Home Legal Issues City has reinstated firefighter fired in 2004

City has reinstated firefighter fired in 2004


A Huntington firefighter who was fired last year after he was arrested on misdemeanor drug charges has been reinstated. Cabell County Circuit Court Judge John Cummings ruled Friday that Mayor David Felinton did not have “just cause” to fire Michael D. Giannini in November. The ruling further ordered that Giannini receive back pay retroactive to April 14, 2004, and that the city pay his attorney fees.

Giannini was arrested for possession of a controlled substance on April 10, 2004, in the 1700 block of 8th Avenue. According to a Huntington Police Department report, officers found 0.3 grams of a substance that field-tested positive for crack cocaine in Giannini’s truck after they observed him swerving in traffic.

Giannini was suspended without pay four days later. Felinton fired the decorated firefighter on Nov. 22, 2004, after the Firemen’s Civil Service Commission upheld the suspension. An internal fireman’s hearing board had previously reversed Giannini’s suspension.

The drug charges against Giannini were dropped in February because test results of the substance found in his truck were not analyzed at the West Virginia State Police’s crime lab in the required time period, said Matt Vital, Giannini’s attorney.

Cummings’ order cited testimony from Huntington Fire Chief Greg Fuller during both the internal fireman’s board and Civil Service Commission hearings that Giannini “was never under the influence of controlled substances on the job and that two other firemen were previously found guilty of a misdemeanor DUI and were not terminated.”
Vital said he was pleased with the judge’s ruling.

“We believe that the mayor should never have fired Mr. Giannini prior to the outcome of the criminal charges,” Vital said. “Since the criminal charges were dismissed, it was proper to reinstate Mr.

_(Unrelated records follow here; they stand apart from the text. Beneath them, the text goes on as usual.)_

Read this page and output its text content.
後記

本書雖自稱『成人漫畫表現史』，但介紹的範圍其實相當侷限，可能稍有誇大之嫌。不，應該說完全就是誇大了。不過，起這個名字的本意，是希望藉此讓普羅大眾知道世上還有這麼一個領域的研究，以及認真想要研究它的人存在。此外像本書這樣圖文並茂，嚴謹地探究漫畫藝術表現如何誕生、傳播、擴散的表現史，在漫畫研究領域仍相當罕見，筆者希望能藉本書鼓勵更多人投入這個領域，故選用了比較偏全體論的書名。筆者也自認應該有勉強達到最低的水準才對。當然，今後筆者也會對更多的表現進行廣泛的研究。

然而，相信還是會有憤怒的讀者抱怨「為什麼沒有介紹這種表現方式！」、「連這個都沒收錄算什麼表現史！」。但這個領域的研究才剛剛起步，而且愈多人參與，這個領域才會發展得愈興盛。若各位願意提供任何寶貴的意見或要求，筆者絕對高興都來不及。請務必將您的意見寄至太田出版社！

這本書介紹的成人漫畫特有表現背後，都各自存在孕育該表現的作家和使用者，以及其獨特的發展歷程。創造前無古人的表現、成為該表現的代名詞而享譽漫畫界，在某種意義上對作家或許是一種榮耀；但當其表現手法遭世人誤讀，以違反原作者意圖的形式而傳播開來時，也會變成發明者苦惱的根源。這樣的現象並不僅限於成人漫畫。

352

Giannini to his position with the Huntington Fire Department.”

Mayor David Felinton said he was disappointed with the decision and that the city plans to appeal.

“On one hand, we’re trying to clean the streets of drugs,” Felinton said. “At the same time, we are forced to hire back someone to protect the public who (has faced drug charges). It’s very frustrating. This decision really takes away our ability to protect the public.”

Giannini is the second Huntington firefighter to be reinstated by Cummings in as many months. In July, the judge ruled in an unrelated case that “exigent circumstances” did not exist when Fuller requested Capt. Earl Legg to take a reasonable suspicion drug test on April 18, 2004. The preliminary results of Legg’s drug test came back from the testing facility as “substituted/refusal to test.” Legg was placed on suspension without pay April 22, 2004, even though the city did not receive the official test results until two weeks later.

The fireman’s internal hearing board ruled in July 2004 that reasonable suspicion did not exist for Legg to take the drug test. The Fireman’s Civil Service Commission overturned the board’s ruling in February, even though it acknowledged that the city failed to prove that Legg tampered with the drug test, according to Cummings’ order.

The Civil Service Commission’s actions were “arbitrary and capricious and an abuse of discretion given the commission’s finding to the contrary as contained in the record,” Cummings wrote in his order.

Legg was awarded back pay retroactive to April 22, 2004, and the city was ordered to pay his attorney fees.